LSA talked with Biophysics Professor Sarah Veatch about how proteins moving in membranes can help cells communicate with the outside world. Veatch worked with collaborators Matt Stone (Ph.D. ‘16), research fellow Sarah Shelby, Ph.D. student Marcos Núñez, and research lab specialist Kathleen Wisser.
Can you give some background about what you’ve been studying?
Sarah Veatch: A thin layer of lipids and proteins surrounds all cells, forming each cell’s plasma membrane. The membrane layer acts as both a boundary and a communication gatekeeper, separating the cell from the outside world. Because it participates in these key roles, the membrane is a part of the cell that hosts a broad array of cellular biochemistry. It’s an environment that controls how the proteins embedded within it interact in time and space.
Special experimental membranes, isolated from cells, also can contain coexisting liquid phases—similar to the separation of oil and water—and proteins in the membrane sometimes preferentially associate with one or the other liquid phase.
What were you trying to figure out with your research?
SV: For decades, people have been wondering how protein associations with a particular liquid phase could influence the way those proteins interact and signal in cells. But studying this kind of thing in intact cell membranes is difficult! Largely because features in cell membranes are small and hard to visualize.

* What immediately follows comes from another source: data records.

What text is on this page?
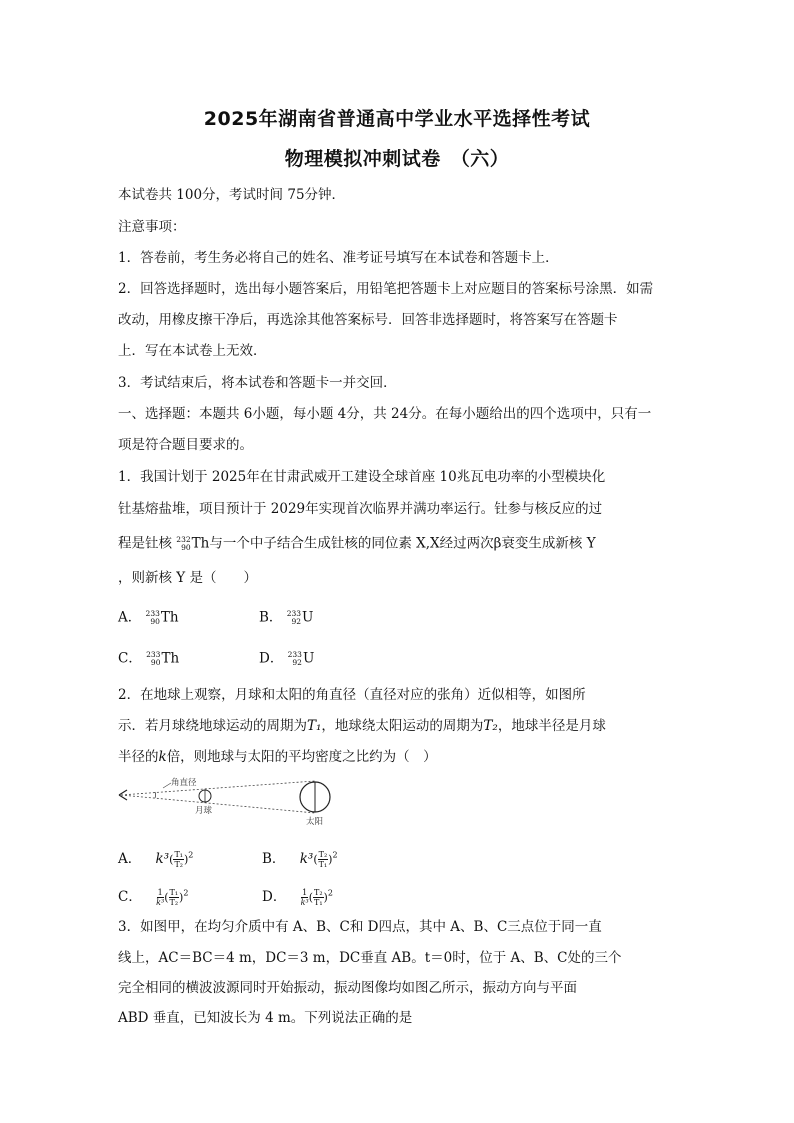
2025年湖南省普通高中学业水平选择性考试
物理模拟冲刺试卷　（六）
本试卷共 100分，考试时间 75分钟．
注意事项：
1．答卷前，考生务必将自己的姓名、准考证号填写在本试卷和答题卡上．
2．回答选择题时，选出每小题答案后，用铅笔把答题卡上对应题目的答案标号涂黑．如需
改动，用橡皮擦干净后，再选涂其他答案标号．回答非选择题时，将答案写在答题卡
上．写在本试卷上无效．
3．考试结束后，将本试卷和答题卡一并交回．
一、选择题：本题共 6小题，每小题 4分，共 24分。在每小题给出的四个选项中，只有一
项是符合题目要求的。
1．我国计划于 2025年在甘肃武威开工建设全球首座 10兆瓦电功率的小型模块化
钍基熔盐堆，项目预计于 2029年实现首次临界并满功率运行。钍参与核反应的过
程是钍核 232
90 Th与一个中子结合生成钍核的同位素 X,X经过两次β衰变生成新核 Y
，则新核 Y 是（　　）
A． 233
90 Th	B． 233
92 U
C． 233
90 Th	D． 233
92 U
2．在地球上观察，月球和太阳的角直径（直径对应的张角）近似相等，如图所
示．若月球绕地球运动的周期为T₁，地球绕太阳运动的周期为T₂，地球半径是月球
半径的k倍，则地球与太阳的平均密度之比约为（　）
角直径
月球
太阳
A． $k^3( \frac{\text{T₁}}{\text{T₂}} )^2$	B． $k^3( \frac{\text{T₂}}{\text{T₁}} )^2$
C． $\frac{1}{\text{k³}}$ ( $\frac{\text{T₁}}{\text{T₂}} )^2$	D． $\frac{1}{\text{k³}}$ ( $\frac{\text{T₂}}{\text{T₁}} )^2$
3．如图甲，在均匀介质中有 A、B、C和 D四点，其中 A、B、C三点位于同一直
线上，AC＝BC＝4 m，DC＝3 m，DC垂直 AB。t＝0时，位于 A、B、C处的三个
完全相同的横波波源同时开始振动，振动图像均如图乙所示，振动方向与平面
ABD 垂直，已知波长为 4 m。下列说法正确的是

We’ve investigated how protein associations with liquid phases can regulate protein signaling interactions, using the membranes of B cells, a type of white blood cell involved in immune responses.
What did you find out?
SV: We showed that the preference of proteins for different liquid phases affects how they organize and function within the plasma membrane. We found that this type of membrane-mediated interaction can create regions of the cell membrane where proteins aggregate or are excluded. When these regions form, a cell can more effectively respond to its environment. These changes in the membrane can tip the balance of biochemical networks that are active at the cell surface, making certain reactions more likely to happen.
What does this mean for the way cells communicate?
SV: Cell membranes are the interface between the outside world and the inner workings of cells. For the cell to do something that impacts the cells around it, or to sense something that’s going on in its environment, information has to somehow pass through the cell membrane. Our work shows that cells have more tools at their disposal than we thought to make those messages happen.
This is particularly useful for immune cells, because these cells don't have the option of responding to only one type of stimulus—they have to be able to respond to many different types of molecules and invaders, ranging in size from single proteins to bacteria to tumors.
Could your findings impact the way we treat diseases?
SV: We think that cells can become more sensitive or less sensitive to stimuli just by changing the properties of their membrane. This strategy could come in handy if a cell wants to put the brakes on some reaction—for example, maybe a cell doesn’t want to respond if its energy stores are low, or maybe the cell wants to be ready for some event that it expects will happen soon.
These cell membrane changes can also be associated with disease. The protein interactions we study are linked to some cancers because these signaling pathways can lead to cell growth and division. If it’s true that changes in the membrane are at least partially responsible for changes in the sensitivity of these protein interactions, then we could have a whole new way of approaching the treatment of diseases that cause this type of cellular dysfunction.
Image: A typical B cell. Clockwise from left: (1) Proteins (red and green spots) in the cell membrane, chemically frozen in place. (2) When cells are alive, proteins move around on the cell surface. Red and green lines show the paths of the proteins. (3) Proteins moving in a live cell explore different parts of the membrane, creating fields of color over time (red and green), rather than spots. (4) Position of proteins in the cell membrane (red and green spots), estimated using a mathematical model.